The Future King's Bride by Sharon Kendrick

The Future King's Bride by Sharon Kendrick

Author:Sharon Kendrick [Kendrick, Sharon]
Language: eng
Format: epub, mobi
Publisher: Harlequin
Published: 2005-08-25T20:00:00+00:00


CHAPTER SEVEN

MILLIE felt as if someone had just picked her up and thrown her into a wind tunnel which led to a place of mystery.

Alesso bowed before her, lifted her hand and pressed her fingers to his lips.

‘My Queen,’ he said brokenly, and Millie sat motionless, as if turned to stone, looking at Gianferro in desperation. How on earth did she respond? But she might as well have been the shadow cast by one of the candles for all the notice he took of her. It wasn’t just that he didn’t seem to see her—it was almost as though she wasn’t there. She felt invisible.

But she pushed her feelings of bewilderment aside and tried to put herself in Gianferro’s place. She must not expect guidance nor trouble him for it, certainly not right now. His father had just died, and he had inherited the Kingdom. The role for which he had been preparing all his life was finally his.

She looked into his face. It was hard and cold, and something about the new bleakness in his eyes almost frightened her. What on earth did she do?

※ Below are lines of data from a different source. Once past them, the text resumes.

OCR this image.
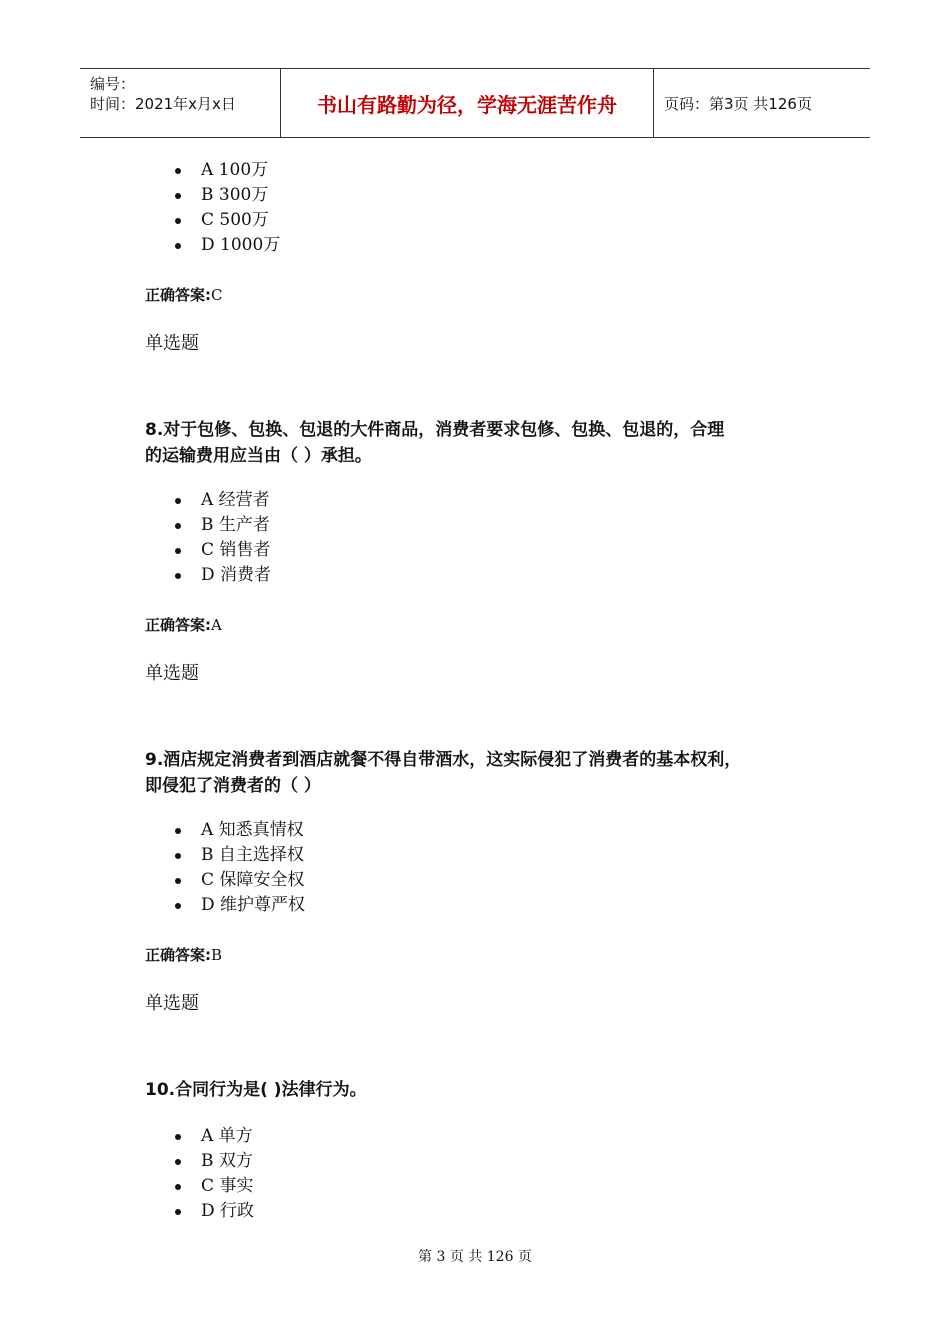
编号：
时间：2021年x月x日	书山有路勤为径，学海无涯苦作舟	页码：第3页 共126页
A 100万
B 300万
C 500万
D 1000万
正确答案:C
单选题
8.对于包修、包换、包退的大件商品，消费者要求包修、包换、包退的，合理
的运输费用应当由（ ）承担。
A 经营者
B 生产者
C 销售者
D 消费者
正确答案:A
单选题
9.酒店规定消费者到酒店就餐不得自带酒水，这实际侵犯了消费者的基本权利，
即侵犯了消费者的（ ）
A 知悉真情权
B 自主选择权
C 保障安全权
D 维护尊严权
正确答案:B
单选题
10.合同行为是( )法律行为。
A 单方
B 双方
C 事实
D 行政
第 3 页 共 126 页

She was no stranger to bereavement—her own father had died five years ago, and although they had not been close, Millie still remembered the sensation of having had something fundamental torn away from her. And Gianferro had lost his mother, too. To be an orphan was profoundly affecting, even if it happened when you were an adult yourself.

But Millie was now his wife, his help and his emotional support, and she must reach out to him.

She moved over to him and lifted her hand to touch the rigid mask of his face.

‘Gianferro,’ she whispered. ‘I am so sorry. So very, very sorry.’

His eyes flickered towards her, her words startling him out of his sombre reverie. He hoped to God that she wasn’t about to start crying. It was not her place to cry—she had barely known the King, and it was important for her to recognise that her role now was to lead. That the people would be looking to her for guidance and she must not crumble or fail.

‘Thank you,’ he clipped out. ‘But the important thing is for the King’s work to continue. He has had a long and productive life. There will be sorrow, yes, but we must also celebrate his achievements.’ He nodded his head formally. ‘You must be a figurehead of comfort to your people,’ he said softly.

But not to you, thought Millie, as a great pang wrenched at her heart. Not to you.

‘And now we must go back to Solajoya,’ he said flatly, and Millie nodded like some obedient, mute servant.

After that everything seemed to happen with an alarming and blurred speed, and with the kind of efficiency which made her think it must have been planned. But of course it would have been. There were always provisions in place to deal with the death of a monarch, even if that monarch were young—and Gianferro’s father had been very old indeed.